Vale la pena recurrir a NIETZSCHE: decía que la forma es lo que limita y contiene; por eso que es esencial para que el fondo logre su expresión más acabada. Es lo que permite que mejor se muestre el contenido; es el límite que potencia y encarrila la acción, evitando desbordes y malformaciones.
Es ese el rol del orden jurídico; ni más ni menos. Burlarlo es como querer construir una casa sin un plano, o andar por la vida sin un mapa o una brújula. Si repasamos los temas medulares de este año de gobierno, el denominador común es la falta de forma y plan: desde la extinción del Banco Central, pasando por la dolarización, siguiendo por la privatización de AEROLÍNEAS, el despido de miles de empleados de la ex AFIP y la designación de jueces cuestionados en la Corte Suprema. Puro anuncio sin eficacia. No es el método cartesiano de la prueba y error; es el método de avanzar a los yerros, a tientas y sin forma.

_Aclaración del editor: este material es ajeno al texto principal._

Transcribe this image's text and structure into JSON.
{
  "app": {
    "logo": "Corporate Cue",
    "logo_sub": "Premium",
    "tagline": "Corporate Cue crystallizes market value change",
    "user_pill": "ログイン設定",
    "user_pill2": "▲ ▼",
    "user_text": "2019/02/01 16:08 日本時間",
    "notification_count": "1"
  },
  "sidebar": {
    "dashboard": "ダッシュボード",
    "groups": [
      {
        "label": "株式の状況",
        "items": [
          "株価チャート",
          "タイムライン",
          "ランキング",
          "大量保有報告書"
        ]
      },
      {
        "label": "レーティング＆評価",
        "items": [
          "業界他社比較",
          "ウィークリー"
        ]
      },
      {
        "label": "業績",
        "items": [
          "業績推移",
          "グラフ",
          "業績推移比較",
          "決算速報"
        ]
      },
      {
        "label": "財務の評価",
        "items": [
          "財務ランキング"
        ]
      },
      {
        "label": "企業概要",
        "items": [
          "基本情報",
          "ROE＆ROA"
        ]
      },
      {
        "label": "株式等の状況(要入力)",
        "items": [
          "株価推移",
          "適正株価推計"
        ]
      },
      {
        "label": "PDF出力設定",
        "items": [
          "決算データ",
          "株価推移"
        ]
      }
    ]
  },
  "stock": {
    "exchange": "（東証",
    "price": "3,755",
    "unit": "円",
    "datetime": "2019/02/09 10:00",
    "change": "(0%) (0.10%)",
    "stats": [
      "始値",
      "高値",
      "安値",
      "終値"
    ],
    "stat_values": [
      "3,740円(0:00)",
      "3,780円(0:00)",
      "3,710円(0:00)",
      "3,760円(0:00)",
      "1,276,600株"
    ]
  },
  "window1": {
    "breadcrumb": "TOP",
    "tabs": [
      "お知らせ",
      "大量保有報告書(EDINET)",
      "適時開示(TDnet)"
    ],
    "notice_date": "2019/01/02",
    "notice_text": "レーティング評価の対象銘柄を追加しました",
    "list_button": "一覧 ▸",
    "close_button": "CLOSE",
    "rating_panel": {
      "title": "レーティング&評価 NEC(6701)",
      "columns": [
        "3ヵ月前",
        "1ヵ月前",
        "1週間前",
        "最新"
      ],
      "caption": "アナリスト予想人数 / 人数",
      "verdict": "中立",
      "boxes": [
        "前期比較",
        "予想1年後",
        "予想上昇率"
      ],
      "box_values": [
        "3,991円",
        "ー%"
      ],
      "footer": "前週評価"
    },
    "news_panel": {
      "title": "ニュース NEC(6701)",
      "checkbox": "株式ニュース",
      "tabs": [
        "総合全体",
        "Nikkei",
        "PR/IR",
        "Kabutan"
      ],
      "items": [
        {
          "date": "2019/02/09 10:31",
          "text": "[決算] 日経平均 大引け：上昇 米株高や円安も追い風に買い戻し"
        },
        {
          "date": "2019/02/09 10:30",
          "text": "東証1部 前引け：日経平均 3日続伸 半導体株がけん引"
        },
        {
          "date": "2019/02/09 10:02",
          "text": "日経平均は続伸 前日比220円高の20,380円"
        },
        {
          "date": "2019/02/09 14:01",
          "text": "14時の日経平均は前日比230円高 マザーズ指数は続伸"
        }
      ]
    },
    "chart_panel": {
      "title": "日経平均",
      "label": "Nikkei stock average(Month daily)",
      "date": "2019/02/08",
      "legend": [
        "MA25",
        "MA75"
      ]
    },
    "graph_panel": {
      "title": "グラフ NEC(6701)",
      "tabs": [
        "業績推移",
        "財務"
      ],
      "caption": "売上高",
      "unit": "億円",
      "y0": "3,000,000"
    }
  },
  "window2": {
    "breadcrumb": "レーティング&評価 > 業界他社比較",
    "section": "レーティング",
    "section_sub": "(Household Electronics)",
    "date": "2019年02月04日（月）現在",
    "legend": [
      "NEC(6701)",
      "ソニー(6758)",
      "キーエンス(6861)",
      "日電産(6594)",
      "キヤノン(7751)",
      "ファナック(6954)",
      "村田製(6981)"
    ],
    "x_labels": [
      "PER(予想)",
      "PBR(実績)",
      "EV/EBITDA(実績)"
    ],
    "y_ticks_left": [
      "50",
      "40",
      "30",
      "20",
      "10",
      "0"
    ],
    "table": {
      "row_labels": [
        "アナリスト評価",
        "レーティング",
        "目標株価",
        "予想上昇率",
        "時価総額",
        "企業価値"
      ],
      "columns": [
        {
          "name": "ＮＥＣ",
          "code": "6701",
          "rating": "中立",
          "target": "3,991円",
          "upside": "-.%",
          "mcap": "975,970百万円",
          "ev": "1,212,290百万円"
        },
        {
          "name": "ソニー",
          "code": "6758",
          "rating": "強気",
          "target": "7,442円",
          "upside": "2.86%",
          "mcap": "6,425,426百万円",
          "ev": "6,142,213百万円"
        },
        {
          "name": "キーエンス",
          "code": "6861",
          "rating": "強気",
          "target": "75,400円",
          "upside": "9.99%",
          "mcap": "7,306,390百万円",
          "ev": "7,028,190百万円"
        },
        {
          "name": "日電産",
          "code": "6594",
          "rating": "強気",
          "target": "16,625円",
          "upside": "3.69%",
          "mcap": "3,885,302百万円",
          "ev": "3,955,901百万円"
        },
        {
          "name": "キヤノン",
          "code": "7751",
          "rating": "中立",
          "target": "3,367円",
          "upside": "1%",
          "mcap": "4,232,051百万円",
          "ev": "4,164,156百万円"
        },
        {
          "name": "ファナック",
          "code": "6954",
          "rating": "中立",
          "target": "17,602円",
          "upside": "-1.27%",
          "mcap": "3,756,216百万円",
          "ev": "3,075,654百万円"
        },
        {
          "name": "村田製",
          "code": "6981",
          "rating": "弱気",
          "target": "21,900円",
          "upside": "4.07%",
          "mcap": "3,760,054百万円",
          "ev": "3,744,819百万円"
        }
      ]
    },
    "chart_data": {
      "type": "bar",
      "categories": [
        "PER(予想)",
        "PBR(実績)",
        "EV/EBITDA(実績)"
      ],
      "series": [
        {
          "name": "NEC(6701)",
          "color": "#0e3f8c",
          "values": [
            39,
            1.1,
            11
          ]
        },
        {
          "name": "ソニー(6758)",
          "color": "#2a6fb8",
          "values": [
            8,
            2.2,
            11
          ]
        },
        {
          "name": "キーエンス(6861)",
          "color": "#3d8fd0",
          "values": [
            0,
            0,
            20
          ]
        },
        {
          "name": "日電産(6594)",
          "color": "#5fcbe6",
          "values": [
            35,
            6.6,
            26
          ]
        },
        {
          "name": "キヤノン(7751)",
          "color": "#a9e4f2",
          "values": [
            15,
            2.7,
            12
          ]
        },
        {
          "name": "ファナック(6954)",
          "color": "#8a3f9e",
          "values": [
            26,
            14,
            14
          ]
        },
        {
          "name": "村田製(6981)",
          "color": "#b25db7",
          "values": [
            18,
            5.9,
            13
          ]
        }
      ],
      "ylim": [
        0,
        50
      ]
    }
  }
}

Está claro que vivimos un cambio de ciclo, en Argentina y el mundo. Más que la política, lo grafica muy bien la venta reciente de un cuadro: el hijo de un magnate cripto acaba de pagar 6.2 millones de dólares por una “obra” de MAURIZIO CATTELAN, que trata de una banana pegada con cinta adhesiva en una pared, para comérsela. Los mensajes son varios, pero a nuestros fines: detrás de “no importa la forma”, se abre paso el nihilismo; la transfiguración de los valores vigente, ante su fracaso aparente. Es el anhelo de cambio, pero no en clave superadora, sino como señal de descontento de quiénes odian todo lo existente, simplemente porque existe.
El problema del planteo resentido es la fugacidad. Es un punto de vista del que está huyendo constantemente de las grandes perspectivas que exigen saber esperar. Quieren la felicidad inmediata y en cuanto tales, carecen de existencia consistente; son algo pasajero que no instituye nada. Por eso no sorprende la melange ideológica que pretende revivir cuadros que debieran estar perimidos: entre risa y estupor, vemos el intento por reavivar un pensamiento y un estilo que desde el nihilismo intentó imponer la cultura del súper hombre, de la verdad traducida por iluminados, esa que no se cuestiona porque es una revelación, más que una verdad.
Es fondo y forma. Las modas van y vienen, pero los problemas siguen ahí. La ética de la responsabilidad exige resolverlos respetando el equilibrio de esa conjunción, y no perderse en la ilusión de estrellas fugaces. Aquí el rol de la oposición, de la prensa y la opinión libre, para que el gran esfuerzo argentino sea futuro promisorio y no devenga en desvarío. Ese que ya vivimos en los noventa.